Cervical ribs spring from the body and transverse process of the seventh cervical vertebra. They may be long enough to reach to the sternum, but usually are much shorter. One case of this affection was seen by the writer in a man twenty-seven years of age. There was an abnormal fulness above the scapula posteriorly, and above the clavicle anteriorly, just to the inner side of the external jugular vein, a distinct bony process could be felt. This did not move with the scapula or clavicle but did move somewhat with respiration. A skiagraph showed it to be attached to the spine. The patient was seen again five years later, when the same condition of affairs existed, with the exception that movement on respiration was not so marked. A knowledge of the possible presence of a cervical rib is important in diagnosis, otherwise it may be thought to be a bony or malignant new growth and treatment advised accordingly. The subclavian artery may pass over the cervical rib above and may have its circulation seriously interfered with.
Fig. 198. - A cervical rib attached to the right side of the seventh cervical vertebra.
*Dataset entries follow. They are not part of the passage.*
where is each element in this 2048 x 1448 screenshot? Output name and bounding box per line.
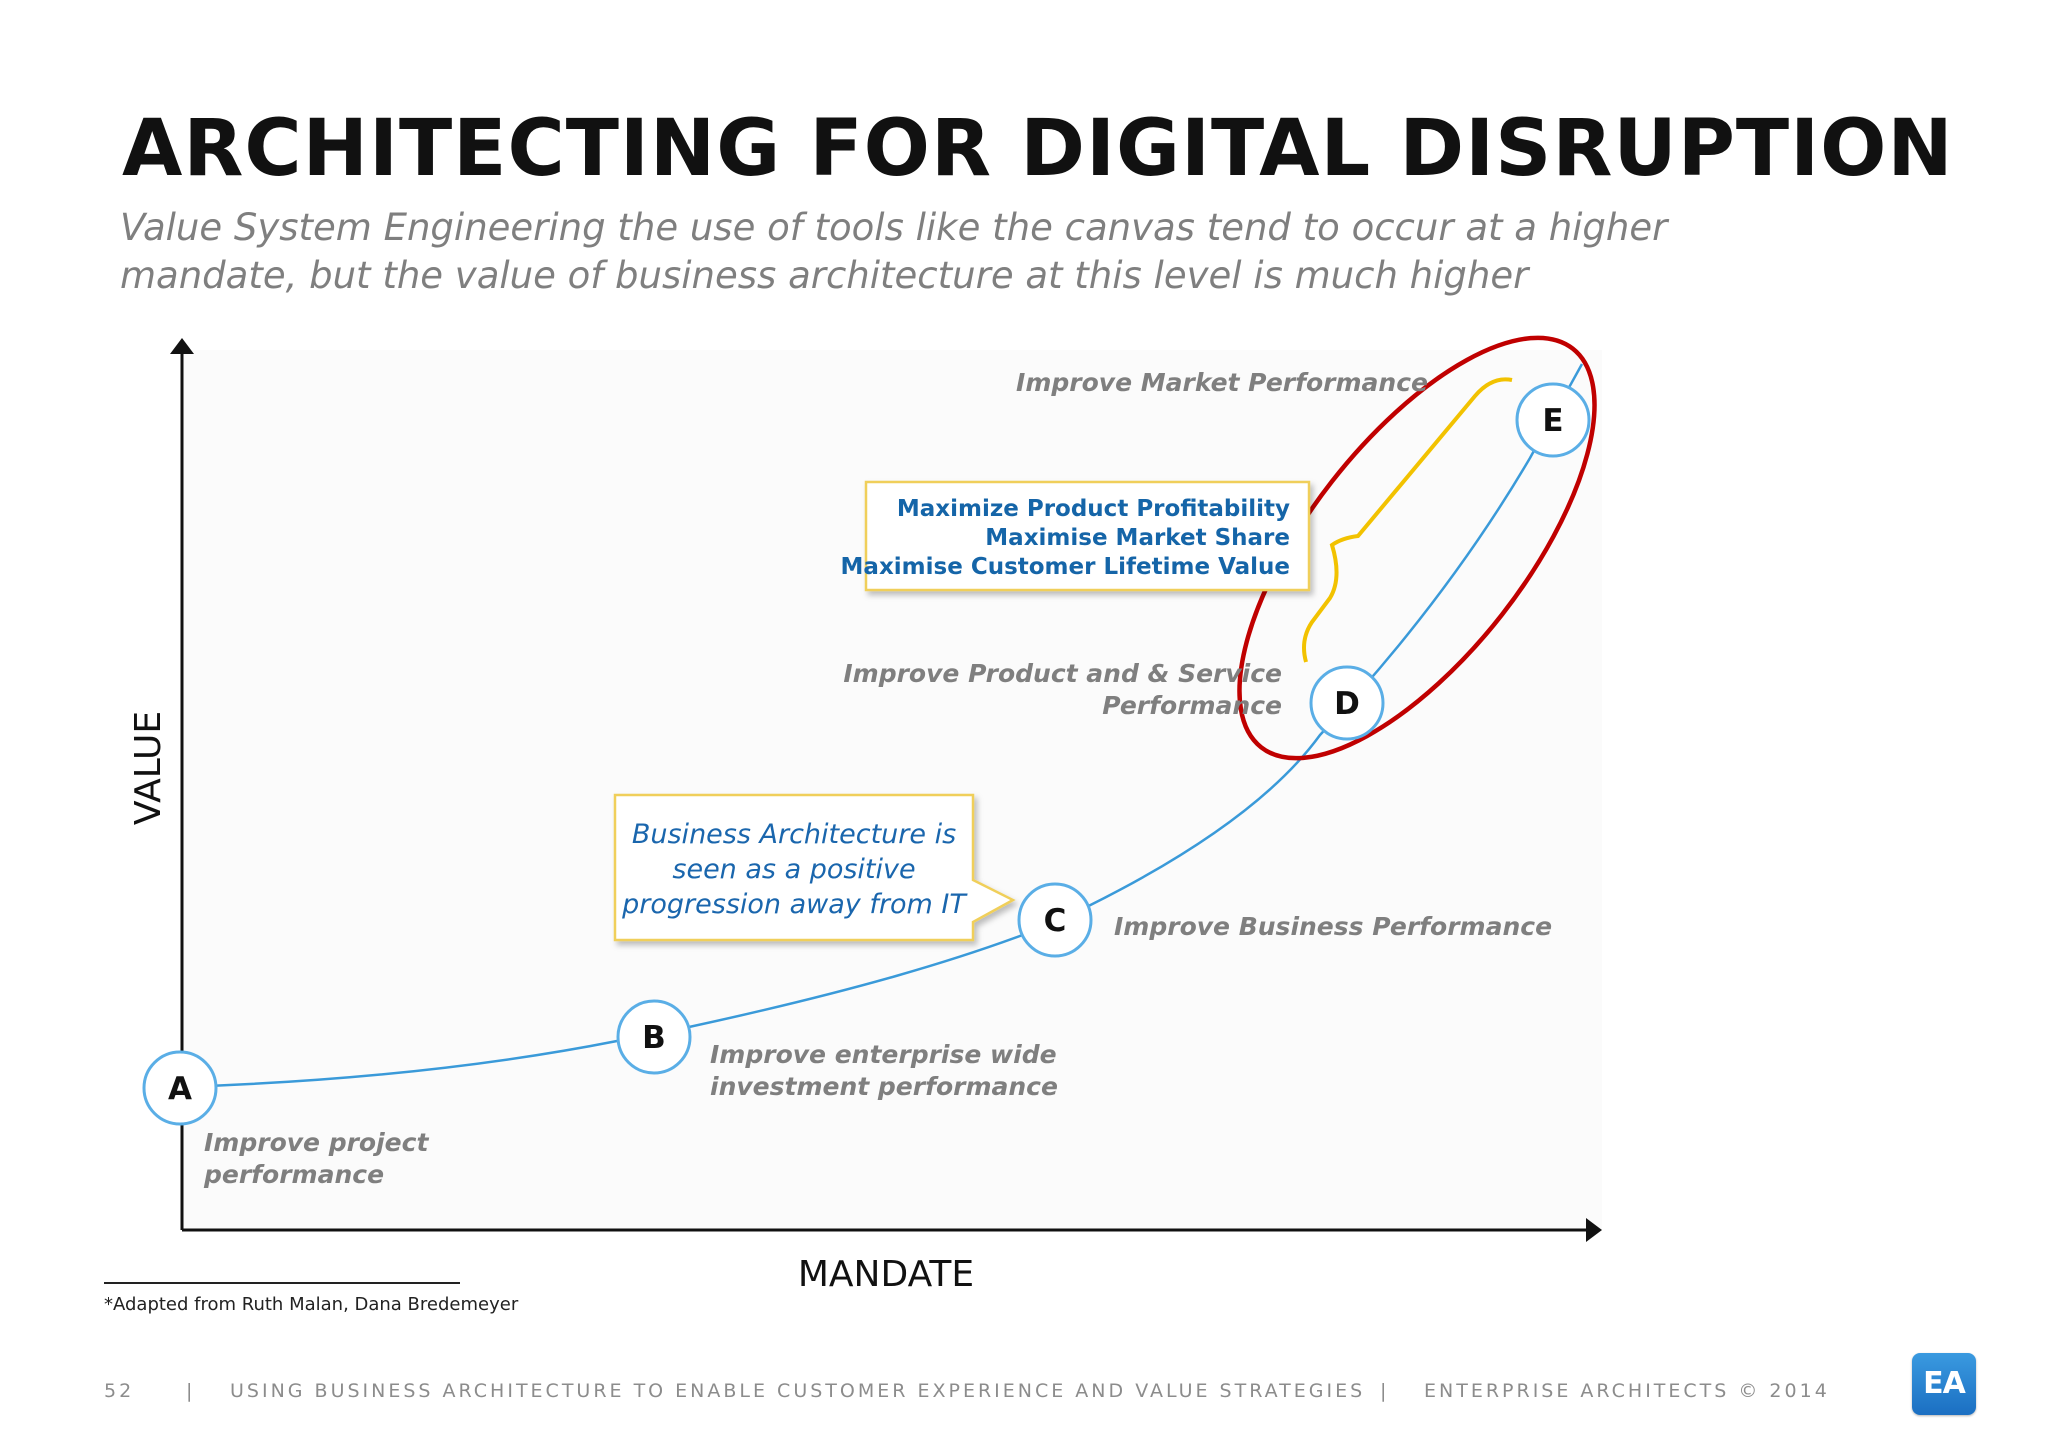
x-axis-arrow [1586,1218,1602,1242]
footer-separator-2: | [1380,1380,1390,1402]
node-a-letter: A [168,1071,192,1107]
node-b-circle [616,999,692,1075]
subtitle-line-2: mandate, but the value of business archi… [120,254,1529,297]
y-axis-label: VALUE [128,711,169,825]
objective-product-profitability: Maximize Product Profitability [897,496,1290,522]
node-b-label-line-2: investment performance [710,1072,1058,1101]
node-e: E [1515,382,1591,458]
curly-brace-d-to-e [1302,377,1513,663]
slide-footer: 52 | USING BUSINESS ARCHITECTURE TO ENABLE… [104,1380,1830,1402]
node-b-letter: B [642,1020,666,1056]
callout-frame [613,793,1016,942]
node-a-circle [142,1050,218,1126]
x-axis-label: MANDATE [798,1254,974,1295]
node-c: C [1017,882,1093,958]
course-title: USING BUSINESS ARCHITECTURE TO ENABLE CU… [230,1380,1366,1402]
objectives-box-frame [864,480,1311,592]
footer-separator-1: | [186,1380,196,1402]
slide-subtitle: Value System Engineering the use of tool… [120,204,1668,300]
node-a-label-line-2: performance [203,1160,384,1189]
highlight-ellipse [1237,335,1597,761]
node-e-circle [1515,382,1591,458]
callout-bubble: Business Architecture is seen as a posit… [613,793,1016,942]
copyright: ENTERPRISE ARCHITECTS © 2014 [1424,1380,1830,1402]
node-d-letter: D [1334,686,1360,722]
node-d-label-line-1: Improve Product and & Service [843,659,1282,688]
node-d: D [1309,665,1385,741]
objectives-box: Maximize Product Profitability Maximise … [841,480,1311,592]
node-c-letter: C [1044,903,1067,939]
node-e-letter: E [1542,403,1563,439]
node-c-label: Improve Business Performance [1114,912,1552,941]
objective-customer-lifetime-value: Maximise Customer Lifetime Value [841,554,1290,580]
callout-line-1: Business Architecture is [632,819,956,850]
objective-market-share: Maximise Market Share [985,525,1290,551]
node-a-label-line-1: Improve project [204,1128,429,1157]
page-number: 52 [104,1380,135,1402]
footnote-divider [104,1282,460,1284]
slide-title: ARCHITECTING FOR DIGITAL DISRUPTION [122,104,1954,194]
footnote: *Adapted from Ruth Malan, Dana Bredemeye… [104,1294,519,1315]
ea-logo: EA [1912,1353,1976,1415]
node-b: B [616,999,692,1075]
callout-line-3: progression away from IT [621,889,968,920]
subtitle-line-1: Value System Engineering the use of tool… [120,206,1668,249]
node-a: A [142,1050,218,1126]
node-d-label-line-2: Performance [1102,691,1282,720]
node-d-circle [1309,665,1385,741]
node-c-circle [1017,882,1093,958]
node-e-label: Improve Market Performance [1016,368,1428,397]
node-b-label-line-1: Improve enterprise wide [710,1040,1057,1069]
y-axis-arrow [170,338,194,354]
callout-line-2: seen as a positive [672,854,915,885]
The ribs are almost always broken by direct violence; fractures from indirect force, as from coughing, sneezing, and other forms of muscular exertion, are rare. Fracture from compression of the chest is also rare. The site of the fracture is most frequently on the anterior portion of the chest and not the sides or back. The fourth, fifth, sixth, and seventh ribs are most often broken. The first rib is well protected from direct blows by the clavicle. Lane, however, has shown that it can be broken by pressure of the clavicle when the shoulder is depressed. The eleventh and twelfth, being floating ribs, are rarely broken. The twelfth rib is the least frequently so. In one case we saw the eighth, ninth, tenth, eleventh, and twelfth all broken by the passage of a wheel. The soft parts attached to the fragments prevent much displacement, but there is always some, due to the respiratory movements. Hence callus is always present and it may be so abundant as to join adjacent ribs (see Fig. 199). As already stated, death frequently follows fracture of the ribs and is due to wounding of the chest contents. Rarely the intercostal arteries may be wounded and produce haemothorax. Wounding of the lung is frequent.
Fig. 199. - Fractured ribs; fusion of callus.
Emphysema of the surface of the body may ensue, but is not dangerous. Pneumothorax, which may be accompanied by infiltration of air into the lung tissue, is more dangerous, favoring collapse of the lung. The object of treatment is to keep the chest-walls from moving. This is accomplished by strapping the chest with adhesive plaster, which is usually laid on almost in the direction of the ribs; but as the chest moves with respiration, the ribs rising, and as they slope downward and forward, I have preferred to lay the straps on from in front downward and backward, this tends to prevent the ribs from rising in inspiration.